Mar de Netuno

*Nelson Alexandre

Neptune & Cherubs
Com o calor, a atmosfera começa a mostrar um ar sufocado. Um ar rarefeito. O calor traz desidratação e disenteria. Mulheres e homens numa cagança dos diabos. O sol refletia o brilho que saía da garrafa de cerveja que o Junior acabava de matar num longo gole. Junior, também conhecido como “Mão preta”, era o tipo de sujeito que não estava nem aí se o carro perdesse o freio na ribanceira. Se a gente fosse morrer, era apenas um detalhe. Ele não perdia o seu jeito de moleque safado, mesmo diante do caos. Se o mundo estivesse desabando na sua cabeça, ele não tava nem aí. Ficava sempre rindo, com seu copo de cerveja na mão, comprimindo os olhos até sumirem, como se você olhasse a imagem contrária do desabrochar de uma flor. O reverso da criação. Junior havia recebido uma bolada, tinha saído de um emprego de oito anos. Oito anos em cima de uma moto entregando peças de carro. 

“Vamos torrar uma grana!” Disse, com os olhos quase sumindo da cara. Pegamos a rodovia e saímos do perímetro urbano de Space City. Fomos pra um lugar chamado “Mar de Netuno”, uma zona que fica à margem da rodovia, entre os municípios de Sarandi e Marialva. 

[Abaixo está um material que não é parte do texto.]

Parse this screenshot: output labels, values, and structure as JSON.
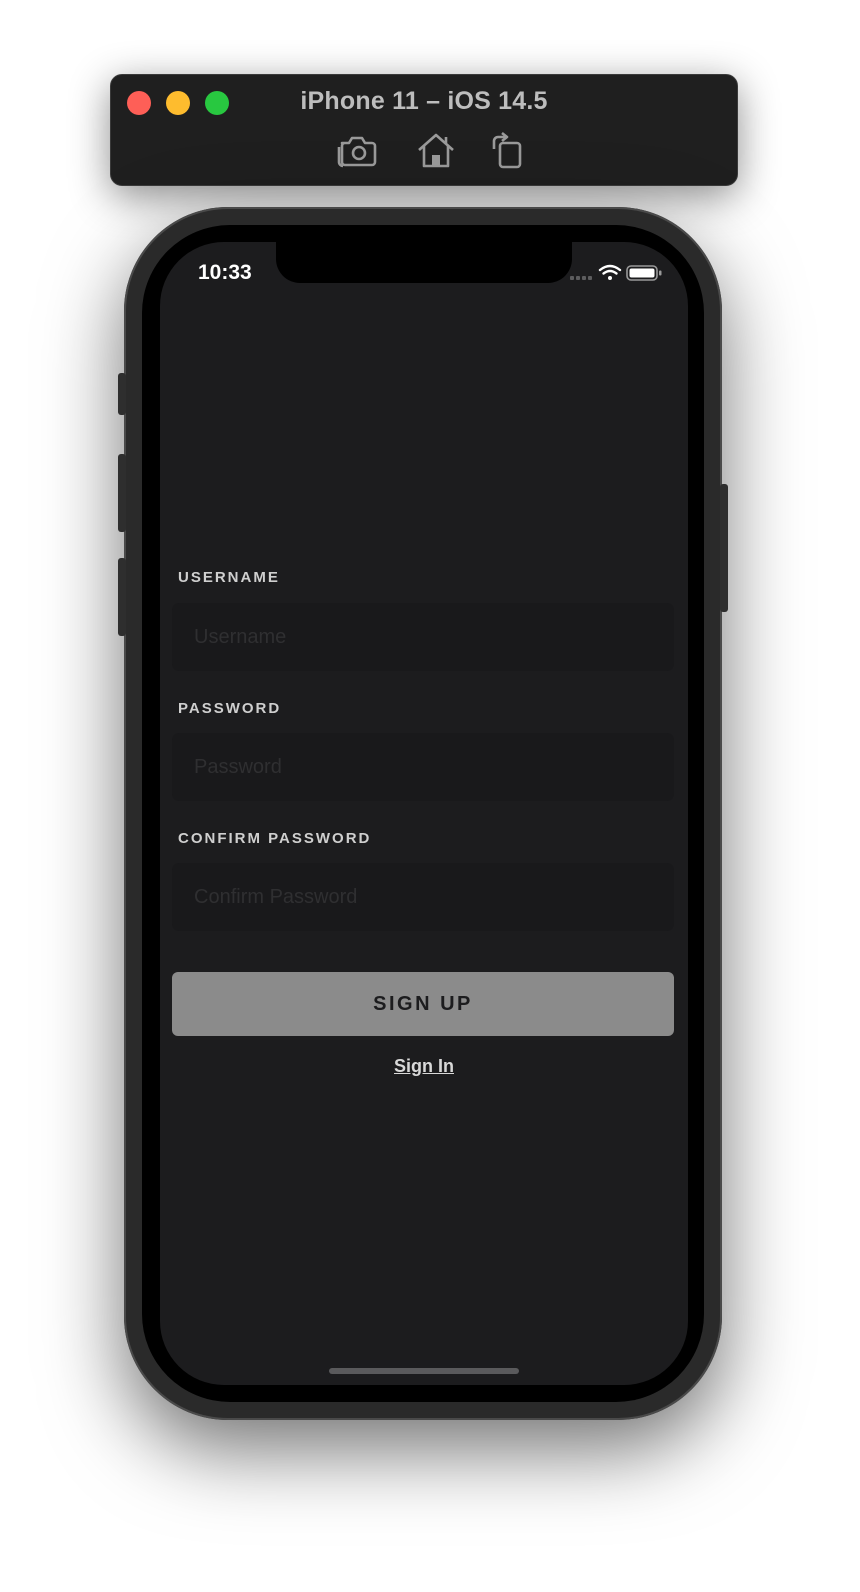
{
  "simulator": {
    "title": "iPhone 11 – iOS 14.5",
    "tools": [
      {
        "icon": "screenshot-camera-icon"
      },
      {
        "icon": "home-icon"
      },
      {
        "icon": "rotate-icon"
      }
    ],
    "window_buttons": [
      "close",
      "minimize",
      "zoom"
    ]
  },
  "status_bar": {
    "time": "10:33",
    "icons": [
      "cellular-signal-icon",
      "wifi-icon",
      "battery-icon"
    ]
  },
  "form": {
    "username": {
      "label": "USERNAME",
      "placeholder": "Username",
      "value": ""
    },
    "password": {
      "label": "PASSWORD",
      "placeholder": "Password",
      "value": ""
    },
    "confirm_password": {
      "label": "CONFIRM PASSWORD",
      "placeholder": "Confirm Password",
      "value": ""
    },
    "submit_label": "SIGN UP",
    "signin_link": "Sign In"
  },
  "colors": {
    "screen_bg": "#1c1c1e",
    "input_bg": "#19191b",
    "button_bg": "#8b8b8b",
    "label_color": "#cfcfcf"
  }
}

Na entrada do lugar, havia uma grande estátua de plástico, uma grande sereia com uma coroa e um tridente. Na ponta do seu rabo de peixe, tinha uma plaqueta com seu nome escrito: “Deise”. Deise era a anfitriã do local. Apontava na direção onde os carros deveriam ficar estacionados. Havia pouco movimento naquele fim de tarde de segunda-feira. Descemos. A casa era uma grande construção de alvenaria cercada, de fora a fora, por um enorme muro coberto em toda a sua extensão por pontiagudos cacos de vidro. Quando entramos, no céu começavam a querer despontar algumas estrelas distantes e opacas. Lá dentro, via apenas a minha imagem em todos os lados, por causa dos espelhos que cobriam todas as paredes. O bar ficava bem no meio do grande salão, onde estava posicionado um sujeito vestido com camisa branca e gravata borboleta. As garotas ficavam sentadas em pequenas mesas, rodeadas por sofás revestidos por uma espécie de couro sintético. 

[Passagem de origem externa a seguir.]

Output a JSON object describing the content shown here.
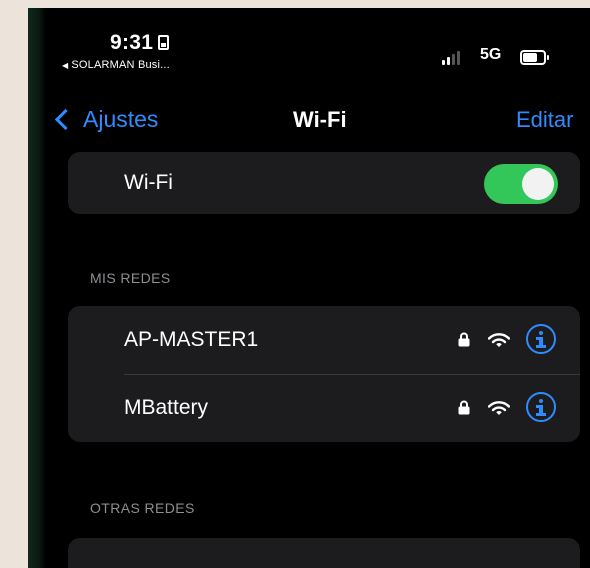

Junior escolheu uma mesa bem em frente ao bar. Pra mim não tinha problema nenhum. Duas garotas que estavam sentadas em uma das mesas levantaram a bunda do lugar assim que nos viram pedir umas bebidas. Eram mulheres experientes, uns trinta anos cada uma, mas se fôssemos contabilizar a quilometragem das meninas, a extensão pavimentaria a rodovia Space City-Sinop. 

“Oi”, disseram. 

“Oi”, respondemos. 

Nem deu tempo das garotas esquentarem o banco, ela apareceu, a “novilha” do pedaço. Seu nome era Paloma. Paloma tinha dezenove anos, quero dizer, ia completar daqui a alguns meses. Junior logo perdeu o “amor” pelas duas garotas que estavam com a gente e se engraçou pro lado de Paloma. 

“Você tem um piercing na bucetinha? Ah! Só acredito vendo!” 

Junior estalou os olhos pra cima de Paloma. Parecia a cara de um grande sapo escuro com os olhos transformados em dois grandes globos com o mapa do mundo desenhado neles. Junior dispensou a minha companhia e a das garotas, olhando fixamente pr’aquelas enormes pernas, e sem abrir a boca, fez apenas um sinal com os olhos, mostrando o caminho dos quartinhos, lá no fundo. Paloma era uma deusa da safadeza. Uma morena-índia, uma cabocla vestida de sereia. Tinha uma coroa na cabeça, assim como Deise. Novas bebidas chegaram e eles partiram. Paloma agarrou o pau do “mão preta” e seguiu pelo salão arrastando o mecenas da anarquia. Todos no recinto começaram a aplaudir o sujeito que abocanhara a grande novilha da noite. Eles caminharam sobre flores e arroz. Um casamentão no Norte do Paraná. 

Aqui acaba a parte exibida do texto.